After taking up residence in Chicago, her American journey eventually landed her in Greenwich, Connecticut where she currently resides. She raised three daughters there and now spends her time enjoying her beautiful grandchildren.
Because of her diverse background, Cherie is versed in a number of different cuisines. She cooks dishes from her native England and Iraq but also makes a number of Lebanese dishes taught to her by her mother in law. It was fascinating to go through her little recipe book with her. A link to her well traveled past, her hand written recipes come from her homeland, her in laws and also her place of birth. She can throw together an authentic tabboleh, Middle Eastern stew and finish the meal with an English bread pudding.
Cooking with a nonna, English ‘granny’, as she is lovingly called was so inspiring. To see one person with so many ethnic ties made me feel like I was experiencing three cultures at once. Her delicate English accent coupled with her use of a Middle Eastern zucchini corer was just amazing.

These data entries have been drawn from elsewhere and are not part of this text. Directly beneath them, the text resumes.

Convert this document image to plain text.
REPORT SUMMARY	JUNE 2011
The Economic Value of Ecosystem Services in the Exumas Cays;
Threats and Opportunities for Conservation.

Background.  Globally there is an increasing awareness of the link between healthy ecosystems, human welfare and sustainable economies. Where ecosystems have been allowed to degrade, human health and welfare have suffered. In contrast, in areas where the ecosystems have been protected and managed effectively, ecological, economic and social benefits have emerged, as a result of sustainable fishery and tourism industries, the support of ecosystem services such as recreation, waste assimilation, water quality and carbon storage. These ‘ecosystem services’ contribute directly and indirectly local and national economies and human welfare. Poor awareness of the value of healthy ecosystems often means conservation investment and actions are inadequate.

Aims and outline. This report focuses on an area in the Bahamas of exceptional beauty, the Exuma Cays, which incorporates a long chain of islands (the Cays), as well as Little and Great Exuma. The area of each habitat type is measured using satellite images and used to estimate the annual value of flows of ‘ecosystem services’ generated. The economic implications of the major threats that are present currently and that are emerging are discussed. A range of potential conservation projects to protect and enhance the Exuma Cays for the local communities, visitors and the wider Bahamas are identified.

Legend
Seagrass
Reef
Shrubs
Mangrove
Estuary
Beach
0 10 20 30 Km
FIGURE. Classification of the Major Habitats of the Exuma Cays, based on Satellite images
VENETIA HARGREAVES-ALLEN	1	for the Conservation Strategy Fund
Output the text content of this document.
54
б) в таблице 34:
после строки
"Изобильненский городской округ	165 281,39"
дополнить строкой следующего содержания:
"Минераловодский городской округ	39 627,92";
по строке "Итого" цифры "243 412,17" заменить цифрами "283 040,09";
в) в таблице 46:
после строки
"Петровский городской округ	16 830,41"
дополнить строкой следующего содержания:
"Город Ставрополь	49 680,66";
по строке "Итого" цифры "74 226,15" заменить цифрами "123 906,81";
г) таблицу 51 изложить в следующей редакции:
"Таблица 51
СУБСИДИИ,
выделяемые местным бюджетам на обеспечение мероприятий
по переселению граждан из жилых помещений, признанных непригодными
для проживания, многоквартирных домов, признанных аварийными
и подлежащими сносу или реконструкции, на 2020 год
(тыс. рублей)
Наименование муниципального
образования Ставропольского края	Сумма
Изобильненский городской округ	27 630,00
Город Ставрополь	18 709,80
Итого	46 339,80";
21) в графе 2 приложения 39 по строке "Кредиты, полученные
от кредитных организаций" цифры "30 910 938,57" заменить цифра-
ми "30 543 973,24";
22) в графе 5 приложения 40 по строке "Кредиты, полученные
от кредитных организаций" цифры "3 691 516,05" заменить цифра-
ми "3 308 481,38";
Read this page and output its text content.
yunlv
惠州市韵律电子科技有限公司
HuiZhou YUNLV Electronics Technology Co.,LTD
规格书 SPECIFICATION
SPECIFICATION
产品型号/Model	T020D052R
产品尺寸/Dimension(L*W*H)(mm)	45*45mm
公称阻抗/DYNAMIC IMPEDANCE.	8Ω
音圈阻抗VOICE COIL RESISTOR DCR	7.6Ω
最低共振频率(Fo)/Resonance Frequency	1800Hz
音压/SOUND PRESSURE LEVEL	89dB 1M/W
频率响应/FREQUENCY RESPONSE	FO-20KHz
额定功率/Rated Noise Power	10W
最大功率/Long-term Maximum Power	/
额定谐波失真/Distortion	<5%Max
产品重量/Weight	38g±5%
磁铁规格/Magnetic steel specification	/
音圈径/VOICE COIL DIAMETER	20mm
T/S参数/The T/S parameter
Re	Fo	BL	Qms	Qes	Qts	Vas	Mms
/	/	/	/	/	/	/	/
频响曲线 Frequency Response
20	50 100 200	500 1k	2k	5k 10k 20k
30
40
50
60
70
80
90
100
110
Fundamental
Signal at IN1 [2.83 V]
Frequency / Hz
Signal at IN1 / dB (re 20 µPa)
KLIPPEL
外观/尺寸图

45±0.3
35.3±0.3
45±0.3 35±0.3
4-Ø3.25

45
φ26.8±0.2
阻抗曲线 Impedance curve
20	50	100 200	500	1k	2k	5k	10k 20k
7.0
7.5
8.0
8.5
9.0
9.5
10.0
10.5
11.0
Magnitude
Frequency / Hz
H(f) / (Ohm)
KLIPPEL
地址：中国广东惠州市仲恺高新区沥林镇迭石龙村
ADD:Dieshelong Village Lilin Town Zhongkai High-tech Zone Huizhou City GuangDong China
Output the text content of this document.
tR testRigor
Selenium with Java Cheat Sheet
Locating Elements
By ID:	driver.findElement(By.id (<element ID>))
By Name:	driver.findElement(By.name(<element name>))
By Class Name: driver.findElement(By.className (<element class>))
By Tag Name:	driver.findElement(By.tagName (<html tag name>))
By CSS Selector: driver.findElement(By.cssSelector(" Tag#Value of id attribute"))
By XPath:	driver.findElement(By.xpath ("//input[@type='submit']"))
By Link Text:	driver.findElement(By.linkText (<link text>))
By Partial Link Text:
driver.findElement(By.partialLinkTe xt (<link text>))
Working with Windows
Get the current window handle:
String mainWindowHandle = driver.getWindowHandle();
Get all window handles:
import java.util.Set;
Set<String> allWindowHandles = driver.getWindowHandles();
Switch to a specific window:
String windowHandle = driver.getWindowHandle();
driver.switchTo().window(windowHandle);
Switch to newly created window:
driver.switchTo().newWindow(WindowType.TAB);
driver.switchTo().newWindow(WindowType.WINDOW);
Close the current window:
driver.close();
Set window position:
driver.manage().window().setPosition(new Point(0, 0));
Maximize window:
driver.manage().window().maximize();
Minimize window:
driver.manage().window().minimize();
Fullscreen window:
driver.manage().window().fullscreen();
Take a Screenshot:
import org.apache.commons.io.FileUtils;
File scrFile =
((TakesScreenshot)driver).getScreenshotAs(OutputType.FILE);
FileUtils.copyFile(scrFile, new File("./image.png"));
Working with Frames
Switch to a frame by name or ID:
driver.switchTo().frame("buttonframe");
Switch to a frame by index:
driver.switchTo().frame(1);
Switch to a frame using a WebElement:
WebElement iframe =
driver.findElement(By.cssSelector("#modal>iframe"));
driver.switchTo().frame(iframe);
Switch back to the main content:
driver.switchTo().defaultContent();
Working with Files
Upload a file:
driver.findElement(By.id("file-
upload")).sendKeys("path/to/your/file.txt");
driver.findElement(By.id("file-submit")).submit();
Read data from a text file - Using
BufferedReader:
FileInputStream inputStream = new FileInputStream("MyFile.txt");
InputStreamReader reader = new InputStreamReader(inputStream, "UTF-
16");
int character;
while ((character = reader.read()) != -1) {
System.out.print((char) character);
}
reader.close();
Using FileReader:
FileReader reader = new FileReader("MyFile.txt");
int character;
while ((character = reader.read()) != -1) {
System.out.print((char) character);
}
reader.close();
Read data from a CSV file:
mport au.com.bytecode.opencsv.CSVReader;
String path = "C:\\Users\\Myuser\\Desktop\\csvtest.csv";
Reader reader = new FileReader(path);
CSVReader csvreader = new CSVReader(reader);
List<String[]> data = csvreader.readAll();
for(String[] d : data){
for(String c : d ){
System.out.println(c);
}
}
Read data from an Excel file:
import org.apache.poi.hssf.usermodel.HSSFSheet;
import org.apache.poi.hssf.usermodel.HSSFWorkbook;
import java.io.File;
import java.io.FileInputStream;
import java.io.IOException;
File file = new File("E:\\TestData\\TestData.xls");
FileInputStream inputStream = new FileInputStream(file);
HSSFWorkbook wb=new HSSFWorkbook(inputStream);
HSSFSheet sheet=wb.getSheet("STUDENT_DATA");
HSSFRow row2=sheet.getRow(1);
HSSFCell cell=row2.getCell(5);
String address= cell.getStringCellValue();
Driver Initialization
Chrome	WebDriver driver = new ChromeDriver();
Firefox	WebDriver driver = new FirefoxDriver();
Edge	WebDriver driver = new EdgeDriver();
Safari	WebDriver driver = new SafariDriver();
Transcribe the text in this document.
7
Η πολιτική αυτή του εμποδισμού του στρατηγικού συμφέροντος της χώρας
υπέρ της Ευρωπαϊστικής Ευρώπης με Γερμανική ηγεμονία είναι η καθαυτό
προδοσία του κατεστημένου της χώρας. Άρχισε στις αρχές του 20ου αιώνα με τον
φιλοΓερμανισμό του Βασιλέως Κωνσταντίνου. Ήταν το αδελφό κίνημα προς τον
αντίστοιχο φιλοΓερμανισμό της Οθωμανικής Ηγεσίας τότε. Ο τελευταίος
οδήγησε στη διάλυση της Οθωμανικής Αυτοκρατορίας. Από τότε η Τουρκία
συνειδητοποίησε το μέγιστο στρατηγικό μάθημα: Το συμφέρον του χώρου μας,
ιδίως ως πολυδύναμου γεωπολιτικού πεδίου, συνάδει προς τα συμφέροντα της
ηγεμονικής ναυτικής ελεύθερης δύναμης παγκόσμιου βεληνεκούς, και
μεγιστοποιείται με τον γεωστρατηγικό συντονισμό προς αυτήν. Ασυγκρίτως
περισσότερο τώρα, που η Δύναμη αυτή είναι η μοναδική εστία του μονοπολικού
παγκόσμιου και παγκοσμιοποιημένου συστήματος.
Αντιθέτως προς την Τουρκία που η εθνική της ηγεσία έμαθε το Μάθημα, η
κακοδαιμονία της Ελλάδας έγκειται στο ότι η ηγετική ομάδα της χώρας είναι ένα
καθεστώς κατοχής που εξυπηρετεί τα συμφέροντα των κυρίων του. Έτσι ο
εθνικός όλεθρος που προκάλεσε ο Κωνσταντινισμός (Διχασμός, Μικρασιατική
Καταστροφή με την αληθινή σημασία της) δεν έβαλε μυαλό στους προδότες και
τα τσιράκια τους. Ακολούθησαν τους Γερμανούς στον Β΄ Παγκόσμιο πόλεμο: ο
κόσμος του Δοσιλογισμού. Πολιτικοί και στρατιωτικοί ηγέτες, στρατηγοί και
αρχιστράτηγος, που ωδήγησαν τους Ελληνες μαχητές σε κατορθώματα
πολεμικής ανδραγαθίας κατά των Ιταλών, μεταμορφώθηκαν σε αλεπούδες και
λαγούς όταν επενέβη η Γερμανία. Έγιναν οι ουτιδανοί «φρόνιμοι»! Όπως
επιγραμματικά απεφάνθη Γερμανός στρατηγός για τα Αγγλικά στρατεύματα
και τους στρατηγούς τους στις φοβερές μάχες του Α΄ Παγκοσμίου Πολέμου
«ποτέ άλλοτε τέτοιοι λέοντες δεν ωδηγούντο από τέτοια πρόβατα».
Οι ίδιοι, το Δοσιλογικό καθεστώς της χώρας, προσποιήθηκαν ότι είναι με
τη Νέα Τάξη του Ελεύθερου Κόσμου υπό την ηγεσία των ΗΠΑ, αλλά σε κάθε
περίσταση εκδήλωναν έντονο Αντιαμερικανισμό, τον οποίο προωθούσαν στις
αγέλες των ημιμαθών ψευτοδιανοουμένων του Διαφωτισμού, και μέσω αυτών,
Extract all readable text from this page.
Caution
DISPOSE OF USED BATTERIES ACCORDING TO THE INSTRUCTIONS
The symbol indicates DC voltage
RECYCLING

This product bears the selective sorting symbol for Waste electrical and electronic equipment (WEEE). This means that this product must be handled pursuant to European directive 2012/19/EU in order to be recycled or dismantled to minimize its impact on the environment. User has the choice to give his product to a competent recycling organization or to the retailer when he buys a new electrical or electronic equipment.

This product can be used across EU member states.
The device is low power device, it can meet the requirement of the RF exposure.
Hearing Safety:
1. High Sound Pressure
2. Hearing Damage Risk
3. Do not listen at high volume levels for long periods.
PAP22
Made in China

While we were cooking, Cherie explained how she loves gathering her family for Thanksgiving. She told me Thanksgiving is her favorite holiday. “Every immigrant can enjoy this holiday. It’s a celebration, without religious ties or presents, the goal is simply to enjoy food and family. Everyone celebrates it, no one is excluded.” I realized how true this was.
Through our conversation, we got to cooking the most delicious zucchini dish from the middle east, Kousa Mahshi. Savory ground beef with rice all stuffed into a zucchini via an incredible little tool. Yes, I now am a proud owner of a zucchini corer, thanks to Amazon. It was delicious, simple, and healthy. Try this Lebanese stuffed zucchini made by an amazing English woman from Iraq and you will not be sorry. Try saying THAT three times fast!
Kousa Mahshi (Stuffed Zucchini)
6 medium zucchinis, washed and cored
1 small onion, minced
2 tablespoons olive oil
¼ cup basmati rice, rinsed
½ lb ground beef (85/15 blend)
1 teaspoon cinnamon
1 teaspoon allspice
1 teaspoon nutmeg
2 tablespoon olive oil
1 small onion, minced
1 tomatoes, sliced ¼ inch thick
1 garlic clove, chopped
1 ¼ teaspoon dried mint flakes, crushed
1 tablespoon kosher salt
¼ cup tablespoon tomato paste
4 cups warm water
Core zucchini and set aside. (Save middle for another recipe)
In a medium to large pot heat olive oil with onion and cook until brown. In a large bowl, combine cooked onion, beef and rice. Rice should be rinsed three times until water runs clear.
Roll small amounts of mixture in between your fingers to fit into the zucchini core. To ensure you have filled the middle, gently tap on the counter to allow mixture to fall to the other end, allowing you to add more.
Once they are all filled, set aside and make the sauce.
In the same pot, sauté onion with olive oil on low heat, careful not to brown. Add garlic and cook until just softened. Layer tomatoes on top, enough to cover the bottom.
Combine 4 cups warm water with ¼ cup tomato paste. Whisk until tomato paste has melted. Add dried mint and 1 tablespoon kosher salt. Pour over the zucchini. Cover and bring to a boil. Lower and cook on medium low heat for 45 minutes on simmer.
Remove zucchini to a serving plate. Place an immersion blender into the pot and blend up cooked tomato mixture. Season to taste and pour over the zucchini.
A variation of this made by Cherie for her family is Kousa Bil-Laban. Instead of tomatoes, the zucchini is cooked and then covered in plain yogurt, crushed garlic and salt.